State of Oregon Licensing Agency: 1-800-556-6616
Metro Childcare Resources and Referral: 503-253-5000
Oregon Childcare Resource and Referral Network: 1-800-342-6712
Daycare Hotline: or
State of
Childcare Seekers:

The above resources should provide you with an ample list of name and numbers of providers in your area, but before you contact the Caregivers, you need to determine the type of environment you want for your child.

Choosing the best environment for your child is a personal choice that you and your spouse should discuss prior to interviewing a caregiver.

The most common issues involve:

  • Choosing between home day care or center based care
  • How many children would you like in your child’s group?
  • Do you want your child in a mixed age group of children or in a group of children his/her own age?
  • What type of daily schedule would you like your child to follow?
  • What activities do you want your child to participate in on a daily basis?
  • Do you want your child to participate in an academic curriculum?
  • What types of meals and snacks are served and when?
  • Do you want your child transported off site for field trips and other activities?

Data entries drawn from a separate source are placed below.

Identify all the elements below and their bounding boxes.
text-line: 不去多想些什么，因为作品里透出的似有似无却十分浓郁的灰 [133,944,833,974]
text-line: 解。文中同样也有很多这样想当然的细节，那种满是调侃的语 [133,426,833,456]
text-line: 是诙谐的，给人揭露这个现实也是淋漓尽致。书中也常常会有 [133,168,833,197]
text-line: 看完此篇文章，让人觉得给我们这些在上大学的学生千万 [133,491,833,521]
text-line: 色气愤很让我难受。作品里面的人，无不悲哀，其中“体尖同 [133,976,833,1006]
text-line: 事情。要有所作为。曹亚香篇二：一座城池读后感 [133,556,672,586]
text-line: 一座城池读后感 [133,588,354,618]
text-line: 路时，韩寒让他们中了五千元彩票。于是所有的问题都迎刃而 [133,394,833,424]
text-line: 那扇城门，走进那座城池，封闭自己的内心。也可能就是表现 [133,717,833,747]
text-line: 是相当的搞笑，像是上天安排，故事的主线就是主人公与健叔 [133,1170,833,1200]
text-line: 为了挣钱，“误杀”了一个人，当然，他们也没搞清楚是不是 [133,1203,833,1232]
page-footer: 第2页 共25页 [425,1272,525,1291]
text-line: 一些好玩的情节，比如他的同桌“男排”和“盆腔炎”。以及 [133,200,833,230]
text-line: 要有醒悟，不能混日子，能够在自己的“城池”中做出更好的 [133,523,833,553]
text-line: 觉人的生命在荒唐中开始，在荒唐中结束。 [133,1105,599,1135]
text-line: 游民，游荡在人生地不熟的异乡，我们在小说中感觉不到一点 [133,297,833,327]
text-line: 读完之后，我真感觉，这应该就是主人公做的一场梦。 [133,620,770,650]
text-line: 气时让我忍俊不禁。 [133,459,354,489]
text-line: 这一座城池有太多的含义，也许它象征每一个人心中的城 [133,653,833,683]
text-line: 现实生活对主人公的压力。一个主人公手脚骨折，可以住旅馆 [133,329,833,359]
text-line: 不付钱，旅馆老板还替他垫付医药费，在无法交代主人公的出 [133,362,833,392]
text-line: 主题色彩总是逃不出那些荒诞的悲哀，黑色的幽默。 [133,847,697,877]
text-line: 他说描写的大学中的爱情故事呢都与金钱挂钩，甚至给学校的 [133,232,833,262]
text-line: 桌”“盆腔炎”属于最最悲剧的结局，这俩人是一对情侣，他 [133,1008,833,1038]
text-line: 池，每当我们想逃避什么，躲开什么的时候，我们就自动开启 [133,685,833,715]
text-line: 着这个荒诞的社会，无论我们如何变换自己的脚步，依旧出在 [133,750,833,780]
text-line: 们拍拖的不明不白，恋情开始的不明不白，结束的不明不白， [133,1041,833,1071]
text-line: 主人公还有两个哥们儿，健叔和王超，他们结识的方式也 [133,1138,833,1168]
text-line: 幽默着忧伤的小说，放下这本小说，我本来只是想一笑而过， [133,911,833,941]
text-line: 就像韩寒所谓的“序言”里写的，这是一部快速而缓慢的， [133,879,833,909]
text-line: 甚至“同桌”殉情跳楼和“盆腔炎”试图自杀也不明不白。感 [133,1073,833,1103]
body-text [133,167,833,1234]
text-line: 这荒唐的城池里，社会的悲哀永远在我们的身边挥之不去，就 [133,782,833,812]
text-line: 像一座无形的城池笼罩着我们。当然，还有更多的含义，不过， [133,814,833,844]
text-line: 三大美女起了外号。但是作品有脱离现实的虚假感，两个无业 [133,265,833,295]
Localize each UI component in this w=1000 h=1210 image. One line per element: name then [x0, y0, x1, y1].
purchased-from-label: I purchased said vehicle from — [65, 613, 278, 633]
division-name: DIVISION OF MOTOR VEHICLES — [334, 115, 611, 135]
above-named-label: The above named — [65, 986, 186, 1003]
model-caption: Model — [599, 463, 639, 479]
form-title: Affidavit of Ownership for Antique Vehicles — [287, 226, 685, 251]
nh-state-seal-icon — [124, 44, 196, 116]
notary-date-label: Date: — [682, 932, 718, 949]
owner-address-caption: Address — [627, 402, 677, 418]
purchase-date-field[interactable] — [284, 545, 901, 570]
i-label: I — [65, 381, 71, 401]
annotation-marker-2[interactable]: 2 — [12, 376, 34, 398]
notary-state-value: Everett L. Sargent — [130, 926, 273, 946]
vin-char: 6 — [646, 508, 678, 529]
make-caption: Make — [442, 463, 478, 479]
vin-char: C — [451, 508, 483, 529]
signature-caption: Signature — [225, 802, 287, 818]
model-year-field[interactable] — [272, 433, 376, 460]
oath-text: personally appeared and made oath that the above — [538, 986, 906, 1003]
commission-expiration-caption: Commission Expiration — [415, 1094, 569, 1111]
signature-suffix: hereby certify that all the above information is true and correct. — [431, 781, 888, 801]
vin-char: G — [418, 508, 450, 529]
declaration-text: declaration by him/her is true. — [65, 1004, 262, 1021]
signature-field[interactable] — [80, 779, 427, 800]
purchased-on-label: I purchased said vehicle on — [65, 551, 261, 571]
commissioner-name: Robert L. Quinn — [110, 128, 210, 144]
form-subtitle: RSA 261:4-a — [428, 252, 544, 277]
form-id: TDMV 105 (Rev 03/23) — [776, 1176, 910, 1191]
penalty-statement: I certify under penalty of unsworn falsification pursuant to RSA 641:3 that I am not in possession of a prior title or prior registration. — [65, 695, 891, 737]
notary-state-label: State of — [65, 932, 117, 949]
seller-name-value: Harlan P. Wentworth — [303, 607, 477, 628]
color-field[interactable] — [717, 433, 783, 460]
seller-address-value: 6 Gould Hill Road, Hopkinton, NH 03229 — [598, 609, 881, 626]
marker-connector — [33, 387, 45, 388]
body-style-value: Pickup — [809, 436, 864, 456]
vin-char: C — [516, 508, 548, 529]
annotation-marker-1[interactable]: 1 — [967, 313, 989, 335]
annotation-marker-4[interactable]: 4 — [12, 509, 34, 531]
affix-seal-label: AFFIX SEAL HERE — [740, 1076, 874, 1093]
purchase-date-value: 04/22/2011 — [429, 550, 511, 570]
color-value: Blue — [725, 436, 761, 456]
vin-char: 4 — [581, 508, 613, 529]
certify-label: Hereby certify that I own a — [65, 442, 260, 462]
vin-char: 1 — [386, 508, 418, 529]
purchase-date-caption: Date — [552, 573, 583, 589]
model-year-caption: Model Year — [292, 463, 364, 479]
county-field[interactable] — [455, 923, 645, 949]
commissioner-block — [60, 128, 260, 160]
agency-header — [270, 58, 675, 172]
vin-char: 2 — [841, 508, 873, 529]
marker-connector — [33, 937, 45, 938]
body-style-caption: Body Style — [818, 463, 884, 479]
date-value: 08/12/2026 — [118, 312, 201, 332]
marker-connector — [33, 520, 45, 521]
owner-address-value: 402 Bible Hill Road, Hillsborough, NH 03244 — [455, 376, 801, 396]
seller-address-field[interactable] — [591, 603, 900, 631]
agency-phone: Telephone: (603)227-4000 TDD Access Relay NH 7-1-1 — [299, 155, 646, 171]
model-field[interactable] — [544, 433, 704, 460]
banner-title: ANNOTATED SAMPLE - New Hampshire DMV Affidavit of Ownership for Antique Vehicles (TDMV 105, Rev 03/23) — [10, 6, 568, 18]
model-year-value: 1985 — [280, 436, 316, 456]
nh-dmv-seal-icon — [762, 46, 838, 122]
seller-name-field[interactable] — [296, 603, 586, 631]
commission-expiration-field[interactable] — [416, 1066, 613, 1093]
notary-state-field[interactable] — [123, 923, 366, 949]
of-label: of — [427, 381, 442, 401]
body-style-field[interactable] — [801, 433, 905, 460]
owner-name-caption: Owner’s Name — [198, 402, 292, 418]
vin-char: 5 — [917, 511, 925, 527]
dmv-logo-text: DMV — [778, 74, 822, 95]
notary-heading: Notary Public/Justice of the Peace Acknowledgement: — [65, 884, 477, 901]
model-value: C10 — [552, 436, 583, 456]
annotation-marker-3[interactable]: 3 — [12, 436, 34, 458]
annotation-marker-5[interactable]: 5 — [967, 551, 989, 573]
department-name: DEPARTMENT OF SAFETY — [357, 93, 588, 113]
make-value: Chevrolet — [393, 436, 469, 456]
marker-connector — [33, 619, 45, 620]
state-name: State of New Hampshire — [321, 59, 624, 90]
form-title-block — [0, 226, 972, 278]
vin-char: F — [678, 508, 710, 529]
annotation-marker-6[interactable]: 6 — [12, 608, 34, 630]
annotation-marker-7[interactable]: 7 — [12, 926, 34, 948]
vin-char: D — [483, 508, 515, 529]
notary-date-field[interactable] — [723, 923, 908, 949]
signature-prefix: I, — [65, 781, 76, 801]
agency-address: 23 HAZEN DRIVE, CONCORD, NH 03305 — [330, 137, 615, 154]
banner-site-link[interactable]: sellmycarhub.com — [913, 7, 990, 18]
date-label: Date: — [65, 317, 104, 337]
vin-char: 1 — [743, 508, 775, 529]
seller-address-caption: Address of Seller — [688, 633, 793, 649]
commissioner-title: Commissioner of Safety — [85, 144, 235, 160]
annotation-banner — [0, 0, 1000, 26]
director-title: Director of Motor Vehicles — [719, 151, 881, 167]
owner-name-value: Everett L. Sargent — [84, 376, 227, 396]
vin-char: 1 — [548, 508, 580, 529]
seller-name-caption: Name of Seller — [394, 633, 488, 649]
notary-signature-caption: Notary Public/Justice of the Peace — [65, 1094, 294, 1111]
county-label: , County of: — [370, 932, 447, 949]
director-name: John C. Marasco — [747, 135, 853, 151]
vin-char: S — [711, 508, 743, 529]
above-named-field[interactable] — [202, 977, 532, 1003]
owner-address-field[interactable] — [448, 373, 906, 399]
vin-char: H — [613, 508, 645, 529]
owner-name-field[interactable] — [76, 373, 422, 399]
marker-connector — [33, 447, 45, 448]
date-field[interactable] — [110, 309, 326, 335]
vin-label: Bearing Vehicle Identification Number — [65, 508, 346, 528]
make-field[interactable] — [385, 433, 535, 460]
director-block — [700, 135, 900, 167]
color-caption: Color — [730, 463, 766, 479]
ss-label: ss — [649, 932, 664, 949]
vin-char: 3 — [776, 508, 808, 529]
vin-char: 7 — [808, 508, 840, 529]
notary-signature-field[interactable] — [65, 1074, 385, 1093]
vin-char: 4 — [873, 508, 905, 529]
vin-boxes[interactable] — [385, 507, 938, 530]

Other items to consider involving your child’s care:

  • Does the provider have a written contract stating their hours of operation, pay schedule, fees and dates of closure?
  • Do theses policies accommodate your work and pay schedule?
  • The distance between your child’s caregiver and your employer. This not only will affect your daily routine for dropping off and picking up your child, but will play an important role in the event your child is injured, becomes ill or there is an emergency while your child is in the providers care.
  • Does the provider have written rules and policies regarding illness, discipline, and safety?Do these rules meet your expectations?
  • What precautions are taken by the Caregiver regarding the release of your child to other individuals?
  • What type of experience or training would you like the Provider to have, in addition to the training required by the state?
  • Are the Facility’s Child Safety Proof Standards age appropriate for your child?
  • If your child has special needs, can the provider accommodate those needs?

Before making your final selection of a Caregiver, it’s crucial to obtain references. Ask the Caregiver to provide a list of references and their State Licensing Agency Registration, Licensing or Certification Number. Although the requirements are different for Home and Center based care, working with a registered or licensed Caregiver, ensures parents that the Caregiver or Center has met certain criteria in accordance with the state’s current rules and regulations. Contact each of the references, including the State Licensing Agency and find out if there have been any complaints filed against the Caregiver or Staff.As a parent, choosing a childcare setting can seem like a difficult task, but if you use common sense and know in advance what type of care you expect from the caregiver, you can experience a childcare setting that both you and your child enjoy attending each day.